US STOCKS-Wall St set for strong open after tax cut deal

Tue Dec 7, 2010 8:49am EST

 * Deal to extend tax cuts boosts futures
 * Oil futures rise to 2-year high, Chevron gains
 * Ireland expected to pass austerity budget
 * Futures up: S&P 11.9 pts, Dow 82 pts, Nasdaq 23.75 pts
 * For up-to-the-minute market news see [STXNEWS/US]
  (Recasts, adds details)
 By Leah Schnurr
 NEW YORK, Dec 7 (Reuters) - Wall Street was set to rise
strongly on Tuesday as investors bet that a deal to extend tax
breaks will prompt increased spending and buoy the economy.
 U.S. President Barack Obama announced the deal to renew
Bush-era tax cuts for wealthier Americans -- as Republicans had
wanted -- as well as the middle class. The deal was expected to
extend breaks on dividends and capital gains. For details, see
 Investors have said the tax cuts were necessary to keep the
fragile economic recovery on track as the cuts could lead to
more spending and investing. Keeping the capital gains tax
steady could make investors less inclined to sell shares. The
Financial Select Sector SPDR exchange-traded fund (XLF.P) rose
1.1 percent.
 "From a psychological standpoint, this probably will
continue to boost the markets in the sense that this most
likely will lead to an expansion in economic activity," said
Peter Cardillo, chief market economist at Avalon Partners in
New York.
 "People are going to be feeling a little bit better, and
that means they'll be maybe even spending a little bit more."
 S&P 500 futures SPc1 rose 11.9 points and were above fair
value, a formula that evaluates pricing by taking into account
interest rates, dividends and time to expiration on the
contract.

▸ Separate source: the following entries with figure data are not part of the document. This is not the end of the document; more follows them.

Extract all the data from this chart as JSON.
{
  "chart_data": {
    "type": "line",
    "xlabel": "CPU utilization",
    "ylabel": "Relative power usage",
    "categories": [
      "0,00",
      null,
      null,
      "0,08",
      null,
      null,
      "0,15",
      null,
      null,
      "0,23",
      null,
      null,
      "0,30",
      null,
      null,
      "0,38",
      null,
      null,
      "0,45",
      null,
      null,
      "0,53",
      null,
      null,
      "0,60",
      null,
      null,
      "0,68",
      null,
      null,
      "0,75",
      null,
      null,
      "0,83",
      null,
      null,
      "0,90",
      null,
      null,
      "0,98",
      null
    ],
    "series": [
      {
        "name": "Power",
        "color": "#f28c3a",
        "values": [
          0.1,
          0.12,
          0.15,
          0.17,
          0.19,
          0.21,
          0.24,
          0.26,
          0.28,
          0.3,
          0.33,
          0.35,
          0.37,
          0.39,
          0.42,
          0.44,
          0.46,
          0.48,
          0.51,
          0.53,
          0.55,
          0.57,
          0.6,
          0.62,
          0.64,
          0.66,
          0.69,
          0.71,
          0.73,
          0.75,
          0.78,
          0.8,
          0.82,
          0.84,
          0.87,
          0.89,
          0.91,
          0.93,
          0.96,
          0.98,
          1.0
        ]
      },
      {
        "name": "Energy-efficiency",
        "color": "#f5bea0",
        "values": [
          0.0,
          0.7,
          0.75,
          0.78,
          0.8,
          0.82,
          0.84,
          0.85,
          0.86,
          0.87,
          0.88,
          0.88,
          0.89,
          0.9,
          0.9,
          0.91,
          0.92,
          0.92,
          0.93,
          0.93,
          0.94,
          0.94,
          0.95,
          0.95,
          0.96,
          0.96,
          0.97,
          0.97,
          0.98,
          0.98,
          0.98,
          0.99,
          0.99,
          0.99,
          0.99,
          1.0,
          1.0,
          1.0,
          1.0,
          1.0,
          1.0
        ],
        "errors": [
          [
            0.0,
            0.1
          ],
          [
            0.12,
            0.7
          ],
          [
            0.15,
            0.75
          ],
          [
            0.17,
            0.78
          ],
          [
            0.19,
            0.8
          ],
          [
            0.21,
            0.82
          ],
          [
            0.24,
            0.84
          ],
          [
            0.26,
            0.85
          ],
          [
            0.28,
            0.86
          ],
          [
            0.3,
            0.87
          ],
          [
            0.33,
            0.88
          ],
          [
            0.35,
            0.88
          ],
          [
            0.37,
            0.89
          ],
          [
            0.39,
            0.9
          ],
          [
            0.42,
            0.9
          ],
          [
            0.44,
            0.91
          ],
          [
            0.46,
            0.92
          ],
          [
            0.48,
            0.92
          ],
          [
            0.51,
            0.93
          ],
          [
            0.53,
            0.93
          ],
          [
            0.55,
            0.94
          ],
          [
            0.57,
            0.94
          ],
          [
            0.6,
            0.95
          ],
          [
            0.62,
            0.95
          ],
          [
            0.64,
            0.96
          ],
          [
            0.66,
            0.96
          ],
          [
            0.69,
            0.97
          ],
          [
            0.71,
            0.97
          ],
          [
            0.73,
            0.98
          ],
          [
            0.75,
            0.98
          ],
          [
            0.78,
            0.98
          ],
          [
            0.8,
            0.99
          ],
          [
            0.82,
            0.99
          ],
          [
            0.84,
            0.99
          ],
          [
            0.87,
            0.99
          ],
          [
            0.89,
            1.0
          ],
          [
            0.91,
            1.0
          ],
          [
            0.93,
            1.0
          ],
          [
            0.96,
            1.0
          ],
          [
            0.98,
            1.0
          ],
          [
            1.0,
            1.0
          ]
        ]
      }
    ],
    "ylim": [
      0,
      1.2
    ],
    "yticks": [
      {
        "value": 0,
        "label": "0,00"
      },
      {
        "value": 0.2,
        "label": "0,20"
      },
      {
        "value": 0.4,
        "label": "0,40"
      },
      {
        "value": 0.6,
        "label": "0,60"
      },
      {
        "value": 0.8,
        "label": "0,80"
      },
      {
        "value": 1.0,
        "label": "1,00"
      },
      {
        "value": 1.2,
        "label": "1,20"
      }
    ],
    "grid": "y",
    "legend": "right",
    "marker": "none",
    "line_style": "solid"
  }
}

Dow Jones industrial average futures DJc1 gained 82
points, and Nasdaq 100 futures NDc1 added 23.75 points.
 Commodities were up, with oil futures CLc1 climbing above
$90 a barrel for the first time in 26 months. Chevron Corp
(CVX.N) was up 1.1 percent at $85.85 before the opening bell.

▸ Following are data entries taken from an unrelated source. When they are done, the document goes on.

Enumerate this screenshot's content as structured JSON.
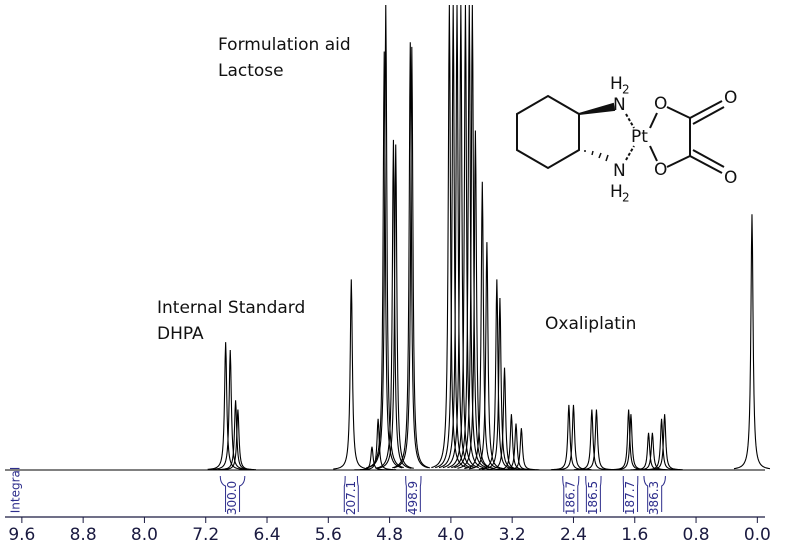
{
  "chart_data": {
    "type": "nmr",
    "annotations": [
      "Formulation aid",
      "Lactose",
      "Internal Standard",
      "DHPA",
      "Oxaliplatin"
    ],
    "xlim": [
      9.82,
      -0.1
    ],
    "xticks": [
      9.6,
      8.8,
      {
        "value": 8.0,
        "label": "8.0"
      },
      7.2,
      6.4,
      5.6,
      4.8,
      {
        "value": 4.0,
        "label": "4.0"
      },
      3.2,
      2.4,
      1.6,
      0.8,
      {
        "value": 0.0,
        "label": "0.0"
      }
    ],
    "ylim": [
      0,
      100
    ],
    "peaks": {
      "x": [
        6.94,
        6.88,
        6.81,
        6.78,
        5.3,
        5.03,
        4.95,
        4.87,
        4.85,
        4.75,
        4.72,
        4.53,
        4.51,
        4.02,
        3.97,
        3.92,
        3.87,
        3.81,
        3.76,
        3.72,
        3.68,
        3.59,
        3.53,
        3.4,
        3.36,
        3.3,
        3.21,
        3.15,
        3.08,
        2.46,
        2.4,
        2.16,
        2.1,
        1.68,
        1.65,
        1.42,
        1.37,
        1.25,
        1.21,
        0.07
      ],
      "values": [
        27.5,
        25.8,
        15,
        13,
        41,
        5,
        11,
        90,
        100,
        71,
        70,
        92,
        91,
        100,
        100,
        100,
        100,
        100,
        100,
        100,
        73,
        62,
        49,
        41,
        37,
        22,
        12,
        10,
        9,
        14,
        14,
        13,
        13,
        13,
        12,
        8,
        8,
        11,
        12,
        55
      ]
    },
    "integral_label": "Integral",
    "integrals": {
      "ranges": [
        [
          7.01,
          6.69
        ],
        [
          5.38,
          5.22
        ],
        [
          4.59,
          4.39
        ],
        [
          2.54,
          2.33
        ],
        [
          2.24,
          2.04
        ],
        [
          1.75,
          1.56
        ],
        [
          1.48,
          1.2
        ]
      ],
      "values": [
        300.0,
        207.1,
        498.9,
        186.7,
        186.5,
        187.7,
        386.3
      ],
      "value_labels": [
        "300.0",
        "207.1",
        "498.9",
        "186.7",
        "186.5",
        "187.7",
        "386.3"
      ]
    },
    "line_color": "#000000",
    "integral_color": "#2e2e8c",
    "structure": {
      "atoms": [
        "H",
        "2",
        "N",
        "Pt",
        "N",
        "H",
        "2",
        "O",
        "O",
        "O",
        "O"
      ]
    }
  }
}
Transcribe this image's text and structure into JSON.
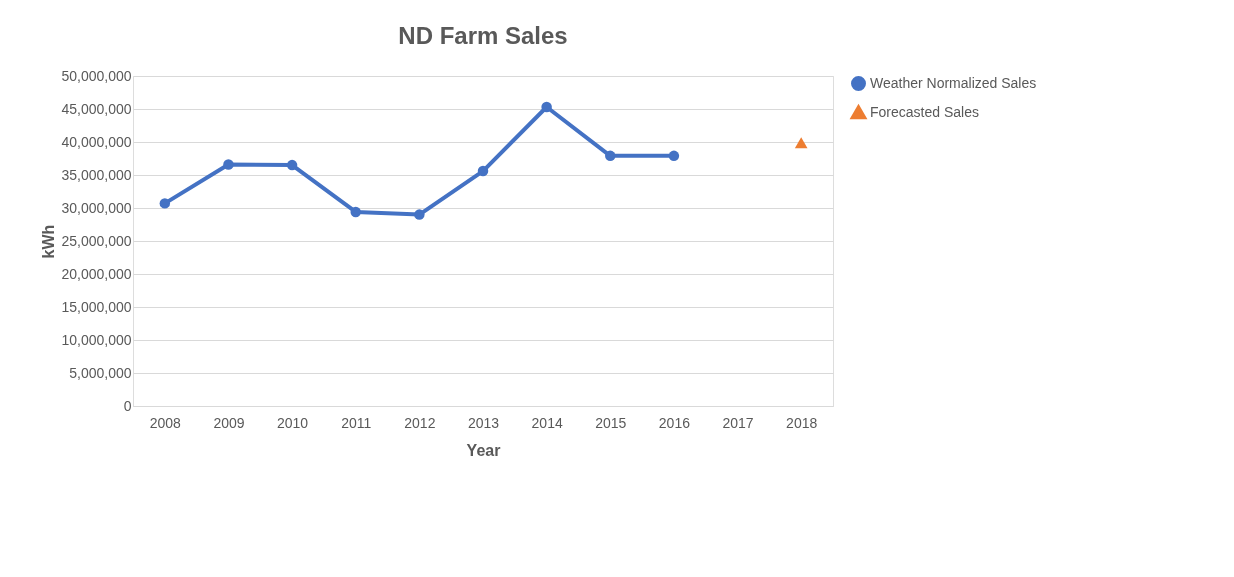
{
  "chart_data": {
    "type": "line",
    "title": "ND Farm Sales",
    "xlabel": "Year",
    "ylabel": "kWh",
    "categories": [
      "2008",
      "2009",
      "2010",
      "2011",
      "2012",
      "2013",
      "2014",
      "2015",
      "2016",
      "2017",
      "2018"
    ],
    "series": [
      {
        "name": "Weather Normalized Sales",
        "marker": "circle",
        "color": "#4472c4",
        "values": [
          30700000,
          36600000,
          36500000,
          29400000,
          29000000,
          35600000,
          45300000,
          37900000,
          37900000,
          null,
          null
        ]
      },
      {
        "name": "Forecasted Sales",
        "type": "scatter",
        "marker": "triangle",
        "color": "#ed7d31",
        "values": [
          null,
          null,
          null,
          null,
          null,
          null,
          null,
          null,
          null,
          null,
          39900000
        ]
      }
    ],
    "ylim": [
      0,
      50000000
    ],
    "yticks": [
      0,
      {
        "value": 5000000,
        "label": "5,000,000"
      },
      {
        "value": 10000000,
        "label": "10,000,000"
      },
      {
        "value": 15000000,
        "label": "15,000,000"
      },
      {
        "value": 20000000,
        "label": "20,000,000"
      },
      {
        "value": 25000000,
        "label": "25,000,000"
      },
      {
        "value": 30000000,
        "label": "30,000,000"
      },
      {
        "value": 35000000,
        "label": "35,000,000"
      },
      {
        "value": 40000000,
        "label": "40,000,000"
      },
      {
        "value": 45000000,
        "label": "45,000,000"
      },
      {
        "value": 50000000,
        "label": "50,000,000"
      }
    ],
    "grid": "y",
    "legend": "right"
  }
}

 Futures shrugged off disappointment there was no further
action out of the euro zone to deal with its debt crisis. After
a five-hour meeting Monday, ministers said they would not
introduce any measures to tackle the threat of contagion.
 But in a positive sign, Ireland was expected to pass a
record austerity budget through parliament, averting the risk
of a snap election that could have plunged the country into a
deeper crisis. [ID:nLDE6B60DA]
 China is likely to raise interest rates in the coming days
in a demonstration of the government's resolve to tame
inflation, an official newspaper reported. [ID:nTOE6B602F]

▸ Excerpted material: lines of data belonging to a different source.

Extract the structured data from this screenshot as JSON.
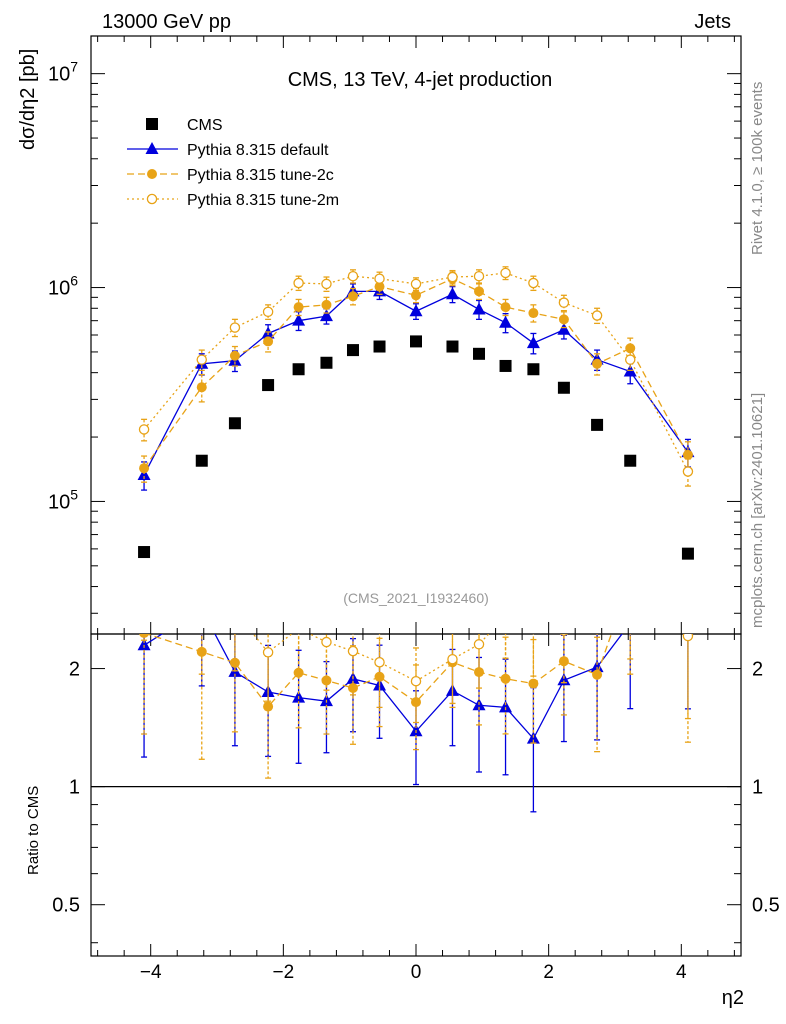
{
  "header": {
    "left": "13000 GeV pp",
    "right": "Jets"
  },
  "side": {
    "rivet": "Rivet 4.1.0, ≥ 100k events",
    "mcplots": "mcplots.cern.ch [arXiv:2401.10621]"
  },
  "chart_data": {
    "type": "scatter",
    "title": "CMS, 13 TeV, 4-jet production",
    "analysis_tag": "(CMS_2021_I1932460)",
    "xlabel": "η2",
    "ylabel": "dσ/dη2 [pb]",
    "ratio_ylabel": "Ratio to CMS",
    "xlim": [
      -4.9,
      4.9
    ],
    "ylim": [
      24000,
      15000000
    ],
    "yscale": "log",
    "ratio_ylim": [
      0.37,
      2.45
    ],
    "ratio_yscale": "log",
    "x_ticks": [
      "−4",
      "−2",
      "0",
      "2",
      "4"
    ],
    "x_tick_values": [
      -4,
      -2,
      0,
      2,
      4
    ],
    "y_ticks": [
      {
        "value": 100000,
        "base": "10",
        "exp": "5"
      },
      {
        "value": 1000000,
        "base": "10",
        "exp": "6"
      },
      {
        "value": 10000000,
        "base": "10",
        "exp": "7"
      }
    ],
    "ratio_ticks": [
      {
        "value": 0.5,
        "label": "0.5"
      },
      {
        "value": 1,
        "label": "1"
      },
      {
        "value": 2,
        "label": "2"
      }
    ],
    "x": [
      -4.1,
      -3.23,
      -2.73,
      -2.23,
      -1.77,
      -1.35,
      -0.95,
      -0.55,
      0.0,
      0.55,
      0.95,
      1.35,
      1.77,
      2.23,
      2.73,
      3.23,
      4.1
    ],
    "series": [
      {
        "name": "CMS",
        "color": "#000000",
        "marker": "square",
        "values": [
          58000,
          155000,
          232000,
          350000,
          415000,
          445000,
          510000,
          530000,
          560000,
          530000,
          490000,
          430000,
          415000,
          340000,
          228000,
          155000,
          57000
        ]
      },
      {
        "name": "Pythia 8.315 default",
        "color": "#0000dd",
        "marker": "triangle",
        "line": "solid",
        "values": [
          133000,
          440000,
          455000,
          610000,
          700000,
          735000,
          960000,
          960000,
          775000,
          930000,
          790000,
          685000,
          550000,
          635000,
          460000,
          405000,
          170000
        ],
        "errors": [
          20000,
          50000,
          50000,
          60000,
          70000,
          60000,
          80000,
          80000,
          65000,
          80000,
          80000,
          70000,
          60000,
          60000,
          50000,
          50000,
          25000
        ]
      },
      {
        "name": "Pythia 8.315 tune-2c",
        "color": "#e8a317",
        "marker": "circle",
        "line": "dashed",
        "values": [
          143000,
          342000,
          480000,
          560000,
          810000,
          830000,
          910000,
          1010000,
          920000,
          1100000,
          960000,
          810000,
          760000,
          710000,
          440000,
          520000,
          165000
        ],
        "errors": [
          20000,
          50000,
          50000,
          60000,
          70000,
          70000,
          80000,
          80000,
          70000,
          80000,
          80000,
          70000,
          70000,
          60000,
          50000,
          60000,
          25000
        ]
      },
      {
        "name": "Pythia 8.315 tune-2m",
        "color": "#e8a317",
        "marker": "open-circle",
        "line": "dotted",
        "values": [
          217000,
          460000,
          650000,
          770000,
          1050000,
          1040000,
          1130000,
          1100000,
          1040000,
          1120000,
          1130000,
          1170000,
          1050000,
          850000,
          740000,
          460000,
          138000
        ],
        "errors": [
          25000,
          50000,
          60000,
          60000,
          80000,
          80000,
          80000,
          80000,
          70000,
          80000,
          80000,
          80000,
          80000,
          70000,
          60000,
          50000,
          20000
        ]
      }
    ]
  }
}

 Investors are looking to China to help drive global
economic growth, and moves to rein in its economy have been
negative for the market. However, Cardillo said the worries
have already been priced in and shouldn't derail the rally.
 The U.S. government sold its remaining shares in Citigroup
Inc (C.N) for $4.35 apiece, marking an exit from ownership in
the bailed-out bank, with a $12 billion gross profit for
taxpayers. Its shares rose 2.9 percent to $4.58 after earlier
trading lower. [ID:nN06234751]
 Talbots Inc TLB.N sank nearly 24 percent to $8.68 in
early electronic trading after the retailer cut its full-year
forecast. [ID:nN07265459]
 Stocks ended flat Monday as worries about Europe's
situation frustrated investors. Analysts still see the S&P 500
breaking out of its recent range soon and surpassing an
intraday high for the year just above 1,227 reached on Nov. 5.
The S&P closed at 1,223.12 on Monday.